7.12 CHANGE OF OWNERSHIP. Not to cause, permit, or suffer any
change, direct or indirect, in the Borrower's capital ownership in excess of
30%.
7.13 LIENS ON INVENTORY AND ACCOUNTS. Not to create, assume, or
allow any security interest or lien (including judicial liens) on any inventory
or accounts the Borrower now or later owns, except liens and security interests
in favor of the Bank and liens for taxes not yet due.

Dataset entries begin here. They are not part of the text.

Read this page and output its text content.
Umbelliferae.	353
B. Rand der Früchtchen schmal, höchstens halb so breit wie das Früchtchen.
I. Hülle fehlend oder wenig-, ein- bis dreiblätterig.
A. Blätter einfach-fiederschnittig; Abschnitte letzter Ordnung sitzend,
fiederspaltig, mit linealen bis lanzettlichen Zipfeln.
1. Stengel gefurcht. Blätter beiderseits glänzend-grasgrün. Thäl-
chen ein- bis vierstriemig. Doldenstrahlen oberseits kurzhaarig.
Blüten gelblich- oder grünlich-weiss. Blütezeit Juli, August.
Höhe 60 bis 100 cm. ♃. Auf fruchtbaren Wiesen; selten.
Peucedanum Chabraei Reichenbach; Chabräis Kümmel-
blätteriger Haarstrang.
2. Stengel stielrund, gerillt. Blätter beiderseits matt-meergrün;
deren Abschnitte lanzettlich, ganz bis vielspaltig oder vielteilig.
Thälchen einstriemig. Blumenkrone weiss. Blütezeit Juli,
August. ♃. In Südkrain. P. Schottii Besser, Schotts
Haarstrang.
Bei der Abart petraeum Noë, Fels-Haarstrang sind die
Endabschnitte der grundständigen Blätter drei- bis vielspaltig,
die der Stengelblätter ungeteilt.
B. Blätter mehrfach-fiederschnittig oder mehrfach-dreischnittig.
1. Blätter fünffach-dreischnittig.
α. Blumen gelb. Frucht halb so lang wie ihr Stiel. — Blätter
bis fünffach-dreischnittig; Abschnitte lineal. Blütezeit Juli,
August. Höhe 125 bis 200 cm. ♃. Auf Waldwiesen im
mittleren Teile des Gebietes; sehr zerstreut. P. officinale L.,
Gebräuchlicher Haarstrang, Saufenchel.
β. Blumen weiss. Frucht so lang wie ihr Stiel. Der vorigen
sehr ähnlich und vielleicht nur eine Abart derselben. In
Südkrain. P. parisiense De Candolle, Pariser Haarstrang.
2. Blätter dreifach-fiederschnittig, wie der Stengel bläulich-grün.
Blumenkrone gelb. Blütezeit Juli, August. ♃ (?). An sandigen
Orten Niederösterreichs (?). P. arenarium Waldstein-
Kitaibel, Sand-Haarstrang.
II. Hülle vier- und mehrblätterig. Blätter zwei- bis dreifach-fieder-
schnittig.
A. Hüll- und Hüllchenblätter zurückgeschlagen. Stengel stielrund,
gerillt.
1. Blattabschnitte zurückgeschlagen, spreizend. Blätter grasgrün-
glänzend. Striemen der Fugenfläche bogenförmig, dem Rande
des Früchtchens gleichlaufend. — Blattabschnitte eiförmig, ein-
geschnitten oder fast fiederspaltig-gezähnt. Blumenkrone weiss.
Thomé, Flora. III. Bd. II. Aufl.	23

8. HAZARDOUS WASTE INDEMNIFICATION
The Borrower will indemnify and hold harmless the Bank from any loss
or liability directly or indirectly arising out of the use, generation,
manufacture, production, storage, release, threatened release, discharge,
disposal or presence of a hazardous substance. This indemnity will apply
whether the hazardous substance is on, under or about the Borrower's property or
operations or property leased to the Borrower. The indemnity includes but is
not limited to attorneys' fees (including the reasonable estimate of the
allocated cost of in-house counsel and staff). The indemnity extends to the
Bank, its parent, subsidiaries and all of their directors, officers, employees,
agents, successors, attorneys and assigns. "Hazardous substances" means any
substance, material or waste that is or becomes designated or regulated as
"toxic," "hazardous," "pollutant," or "contaminant" or a similar designation or
regulation under any federal, state or local law (whether under common law,
statute, regulation or otherwise) or judicial or administrative interpretation
of such, including without limitation petroleum or natural gas. This indemnity
will survive repayment of the Borrower's obligations to the Bank. This
indemnity will not apply to any loss or liability of the Bank arising from the
Bank's own gross negligence or willful misconduct or prior ownership of the
property, or arising from the Bank's credit relationship with the owner of
property leased by the Borrower.
9. DEFAULT
If any of the following events occurs, the Bank may do one or more of
the following: declare the Borrower in default, stop making any additional
credit available to the Borrower, and require the Borrower to repay its entire
debt immediately and without prior notice. If an event of default occurs under
the paragraph entitled "Bankruptcy," below, with respect to the Borrower. then
the entire debt outstanding under this Agreement will automatically be due
immediately.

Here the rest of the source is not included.